The summer runs along, a serpentine of hot days, slipping through time. We wake and play and work a little, we rest and everyone is crazy in the afternoons with boundless energy to burn.
I shoo them out to the yard, these wild colts with legs too long, and manes a-tangle. They spin and flick and romp until the sun disappears and I find myself weary and aching for quiet, for cool sheets and three pillows behind my head.
This season we drift, in between now and the next. School work goes mostly undone, except for the daily math–I’m cruel for this, I know. That’s what they think. But I push because it’s important, and maybe a little, because I failed so many times before them.
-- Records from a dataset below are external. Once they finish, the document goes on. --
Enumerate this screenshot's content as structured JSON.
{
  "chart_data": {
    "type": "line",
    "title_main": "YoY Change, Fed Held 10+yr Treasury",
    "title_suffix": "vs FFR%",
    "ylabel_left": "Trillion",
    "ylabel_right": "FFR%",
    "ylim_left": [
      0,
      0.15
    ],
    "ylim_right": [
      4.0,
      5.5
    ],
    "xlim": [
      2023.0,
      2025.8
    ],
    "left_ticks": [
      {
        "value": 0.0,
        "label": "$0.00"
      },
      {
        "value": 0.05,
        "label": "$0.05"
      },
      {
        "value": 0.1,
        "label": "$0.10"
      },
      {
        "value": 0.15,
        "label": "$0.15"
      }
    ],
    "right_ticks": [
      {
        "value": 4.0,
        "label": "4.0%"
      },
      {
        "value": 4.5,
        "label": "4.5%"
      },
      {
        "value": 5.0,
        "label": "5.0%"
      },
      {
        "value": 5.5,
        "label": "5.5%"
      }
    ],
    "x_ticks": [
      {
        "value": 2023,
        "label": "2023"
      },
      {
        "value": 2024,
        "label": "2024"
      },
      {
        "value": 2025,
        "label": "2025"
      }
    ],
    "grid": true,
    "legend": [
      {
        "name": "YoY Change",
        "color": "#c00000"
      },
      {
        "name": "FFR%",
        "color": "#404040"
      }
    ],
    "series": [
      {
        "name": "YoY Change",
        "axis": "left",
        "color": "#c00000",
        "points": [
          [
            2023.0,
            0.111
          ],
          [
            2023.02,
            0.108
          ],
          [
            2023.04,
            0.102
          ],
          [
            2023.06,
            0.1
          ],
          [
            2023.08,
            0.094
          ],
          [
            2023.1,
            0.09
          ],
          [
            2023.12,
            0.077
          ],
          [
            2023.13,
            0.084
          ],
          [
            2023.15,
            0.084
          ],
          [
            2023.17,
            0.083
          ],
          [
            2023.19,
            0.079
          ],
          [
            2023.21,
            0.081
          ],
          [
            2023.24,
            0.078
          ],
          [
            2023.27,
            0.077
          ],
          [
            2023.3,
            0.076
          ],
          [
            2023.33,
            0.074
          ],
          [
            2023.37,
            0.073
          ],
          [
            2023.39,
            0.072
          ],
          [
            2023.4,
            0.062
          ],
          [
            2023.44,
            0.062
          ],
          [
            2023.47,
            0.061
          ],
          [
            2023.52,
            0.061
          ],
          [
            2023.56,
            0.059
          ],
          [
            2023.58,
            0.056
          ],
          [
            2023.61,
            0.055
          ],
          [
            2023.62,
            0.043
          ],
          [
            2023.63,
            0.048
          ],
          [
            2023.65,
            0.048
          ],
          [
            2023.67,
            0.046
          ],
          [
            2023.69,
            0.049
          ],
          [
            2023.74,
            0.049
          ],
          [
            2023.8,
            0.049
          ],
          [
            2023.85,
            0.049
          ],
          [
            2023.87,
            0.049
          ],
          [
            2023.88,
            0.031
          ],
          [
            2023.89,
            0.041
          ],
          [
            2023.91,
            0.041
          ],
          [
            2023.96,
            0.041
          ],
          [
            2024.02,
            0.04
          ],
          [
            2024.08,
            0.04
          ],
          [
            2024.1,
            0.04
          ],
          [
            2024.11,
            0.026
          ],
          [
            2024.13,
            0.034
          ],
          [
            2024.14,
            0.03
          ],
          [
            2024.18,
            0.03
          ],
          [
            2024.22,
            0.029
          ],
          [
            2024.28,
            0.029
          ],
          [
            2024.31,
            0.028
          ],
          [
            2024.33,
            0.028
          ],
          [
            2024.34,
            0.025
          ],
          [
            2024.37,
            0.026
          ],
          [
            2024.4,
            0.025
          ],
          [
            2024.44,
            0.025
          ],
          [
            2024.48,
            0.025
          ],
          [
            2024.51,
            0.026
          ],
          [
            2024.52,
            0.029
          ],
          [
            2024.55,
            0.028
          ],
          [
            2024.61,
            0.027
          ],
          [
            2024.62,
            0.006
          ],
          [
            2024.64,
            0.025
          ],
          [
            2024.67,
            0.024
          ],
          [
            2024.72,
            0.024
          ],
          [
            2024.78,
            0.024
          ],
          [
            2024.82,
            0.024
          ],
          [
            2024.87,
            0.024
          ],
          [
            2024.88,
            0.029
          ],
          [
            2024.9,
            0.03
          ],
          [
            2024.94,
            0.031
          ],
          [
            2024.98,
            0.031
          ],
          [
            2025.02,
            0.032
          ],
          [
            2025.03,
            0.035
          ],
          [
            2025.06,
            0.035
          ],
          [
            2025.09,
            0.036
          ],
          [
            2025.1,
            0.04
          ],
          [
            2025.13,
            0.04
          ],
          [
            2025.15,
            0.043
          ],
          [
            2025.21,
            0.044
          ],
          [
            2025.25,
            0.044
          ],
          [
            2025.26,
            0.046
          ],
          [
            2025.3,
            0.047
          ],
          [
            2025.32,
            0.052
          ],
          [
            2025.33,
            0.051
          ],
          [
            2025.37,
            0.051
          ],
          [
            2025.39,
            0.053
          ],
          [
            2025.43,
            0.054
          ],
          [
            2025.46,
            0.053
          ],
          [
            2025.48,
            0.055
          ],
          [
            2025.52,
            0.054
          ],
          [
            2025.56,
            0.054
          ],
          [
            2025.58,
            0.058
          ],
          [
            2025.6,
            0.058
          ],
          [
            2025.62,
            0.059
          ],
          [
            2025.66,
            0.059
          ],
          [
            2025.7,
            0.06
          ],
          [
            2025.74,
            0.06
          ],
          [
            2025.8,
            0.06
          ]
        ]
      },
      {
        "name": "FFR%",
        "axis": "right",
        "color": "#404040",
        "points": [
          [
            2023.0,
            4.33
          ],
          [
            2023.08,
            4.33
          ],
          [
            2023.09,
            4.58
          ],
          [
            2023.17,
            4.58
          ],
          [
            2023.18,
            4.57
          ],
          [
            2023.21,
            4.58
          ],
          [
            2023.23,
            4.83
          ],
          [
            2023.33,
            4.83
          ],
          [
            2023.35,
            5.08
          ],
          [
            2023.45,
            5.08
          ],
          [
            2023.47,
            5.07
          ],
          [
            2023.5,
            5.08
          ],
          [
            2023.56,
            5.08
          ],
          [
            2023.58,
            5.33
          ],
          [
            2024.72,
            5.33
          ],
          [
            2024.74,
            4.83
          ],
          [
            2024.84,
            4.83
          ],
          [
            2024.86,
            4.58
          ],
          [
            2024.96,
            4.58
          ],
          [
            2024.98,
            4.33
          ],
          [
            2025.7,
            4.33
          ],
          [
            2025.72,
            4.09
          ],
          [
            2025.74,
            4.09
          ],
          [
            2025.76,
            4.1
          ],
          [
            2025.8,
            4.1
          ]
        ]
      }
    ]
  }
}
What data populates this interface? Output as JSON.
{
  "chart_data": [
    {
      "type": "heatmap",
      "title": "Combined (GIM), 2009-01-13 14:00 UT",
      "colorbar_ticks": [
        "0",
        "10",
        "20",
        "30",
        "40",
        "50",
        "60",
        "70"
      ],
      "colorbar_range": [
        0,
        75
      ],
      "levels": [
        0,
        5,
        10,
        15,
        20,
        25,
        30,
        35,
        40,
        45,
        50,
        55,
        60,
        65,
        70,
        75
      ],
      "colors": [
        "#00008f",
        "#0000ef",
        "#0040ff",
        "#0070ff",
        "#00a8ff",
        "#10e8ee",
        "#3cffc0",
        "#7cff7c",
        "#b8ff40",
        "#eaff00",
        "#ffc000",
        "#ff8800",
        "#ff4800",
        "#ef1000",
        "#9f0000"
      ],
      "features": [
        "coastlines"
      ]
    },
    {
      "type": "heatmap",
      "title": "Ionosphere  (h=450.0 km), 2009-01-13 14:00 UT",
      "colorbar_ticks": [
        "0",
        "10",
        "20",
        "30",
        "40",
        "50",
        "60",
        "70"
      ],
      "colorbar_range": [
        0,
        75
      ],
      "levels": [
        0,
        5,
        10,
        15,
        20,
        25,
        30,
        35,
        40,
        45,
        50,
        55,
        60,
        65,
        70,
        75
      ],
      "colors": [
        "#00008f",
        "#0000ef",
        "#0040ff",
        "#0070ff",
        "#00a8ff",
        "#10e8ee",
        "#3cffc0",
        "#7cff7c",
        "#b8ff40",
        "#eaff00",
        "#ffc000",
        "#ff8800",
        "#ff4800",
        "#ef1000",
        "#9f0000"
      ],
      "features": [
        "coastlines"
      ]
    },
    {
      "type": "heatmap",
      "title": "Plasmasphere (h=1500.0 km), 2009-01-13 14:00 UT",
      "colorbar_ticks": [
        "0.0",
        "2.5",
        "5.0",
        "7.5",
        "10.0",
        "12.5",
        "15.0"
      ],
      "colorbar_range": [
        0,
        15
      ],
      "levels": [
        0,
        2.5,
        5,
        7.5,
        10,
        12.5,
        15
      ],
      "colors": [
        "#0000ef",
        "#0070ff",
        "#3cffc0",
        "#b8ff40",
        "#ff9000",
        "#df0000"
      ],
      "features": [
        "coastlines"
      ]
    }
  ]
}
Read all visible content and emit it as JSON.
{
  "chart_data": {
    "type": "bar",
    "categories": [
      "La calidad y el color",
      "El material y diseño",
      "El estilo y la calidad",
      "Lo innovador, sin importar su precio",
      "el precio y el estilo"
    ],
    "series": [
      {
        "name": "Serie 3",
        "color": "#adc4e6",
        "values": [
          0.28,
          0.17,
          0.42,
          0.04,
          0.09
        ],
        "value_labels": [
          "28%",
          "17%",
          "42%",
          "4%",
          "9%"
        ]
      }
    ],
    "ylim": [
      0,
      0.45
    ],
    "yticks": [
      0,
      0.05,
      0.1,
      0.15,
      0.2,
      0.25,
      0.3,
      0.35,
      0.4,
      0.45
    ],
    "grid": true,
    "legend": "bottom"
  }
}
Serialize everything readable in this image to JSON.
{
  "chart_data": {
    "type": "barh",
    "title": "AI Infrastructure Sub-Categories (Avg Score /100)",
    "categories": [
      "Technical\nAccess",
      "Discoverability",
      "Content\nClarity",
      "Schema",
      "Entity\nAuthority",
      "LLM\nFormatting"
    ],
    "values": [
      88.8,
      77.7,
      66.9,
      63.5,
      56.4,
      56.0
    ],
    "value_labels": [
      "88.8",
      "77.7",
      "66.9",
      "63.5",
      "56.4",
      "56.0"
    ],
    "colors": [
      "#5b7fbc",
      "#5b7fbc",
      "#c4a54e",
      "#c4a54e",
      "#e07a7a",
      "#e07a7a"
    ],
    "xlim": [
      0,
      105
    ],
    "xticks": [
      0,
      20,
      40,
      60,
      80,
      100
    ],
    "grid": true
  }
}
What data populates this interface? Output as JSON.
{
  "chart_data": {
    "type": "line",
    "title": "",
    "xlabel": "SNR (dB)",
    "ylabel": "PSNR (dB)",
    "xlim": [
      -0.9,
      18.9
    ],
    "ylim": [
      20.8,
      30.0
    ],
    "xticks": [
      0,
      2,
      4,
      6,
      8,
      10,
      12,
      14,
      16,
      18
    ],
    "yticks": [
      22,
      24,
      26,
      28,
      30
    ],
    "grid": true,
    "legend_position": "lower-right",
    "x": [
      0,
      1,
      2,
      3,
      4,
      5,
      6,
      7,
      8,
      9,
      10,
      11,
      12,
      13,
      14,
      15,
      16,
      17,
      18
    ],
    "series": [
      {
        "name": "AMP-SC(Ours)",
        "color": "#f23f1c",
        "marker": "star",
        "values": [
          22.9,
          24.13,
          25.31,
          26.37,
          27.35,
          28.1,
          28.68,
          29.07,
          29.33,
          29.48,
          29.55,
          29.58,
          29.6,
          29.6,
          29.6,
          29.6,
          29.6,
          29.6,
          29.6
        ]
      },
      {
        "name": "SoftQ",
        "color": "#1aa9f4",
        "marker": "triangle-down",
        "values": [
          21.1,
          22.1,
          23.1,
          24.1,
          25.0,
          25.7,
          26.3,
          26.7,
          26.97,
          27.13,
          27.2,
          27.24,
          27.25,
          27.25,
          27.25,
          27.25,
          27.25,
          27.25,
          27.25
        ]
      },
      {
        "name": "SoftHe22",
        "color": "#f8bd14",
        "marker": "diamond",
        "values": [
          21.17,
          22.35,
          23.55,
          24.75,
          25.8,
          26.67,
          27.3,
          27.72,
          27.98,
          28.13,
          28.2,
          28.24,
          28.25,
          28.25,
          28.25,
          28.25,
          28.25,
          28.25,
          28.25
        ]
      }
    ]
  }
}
The sun beams hot and the breezes are warm now. We blow bubbles and smoke marshmallows for S’mores on a thick saturday afternoon. We stand around a hot grill with sweat running cool streaks down our backs, with cheeks pinking from sun and exertion.
These in between days keep winding around, and I sometimes forget that summer is it’s own season–not a transition. It’s me who’s in transition. It’s my heart that’s winding through decisions of faith and love and words worth sharing, and ones not meant to be.
The kids play for hours, unaware of the world around them. I like it this way for now. This is where we always are, in between now and the next stage. Next matters, but not as much as right now.
The in between is a season of it’s own.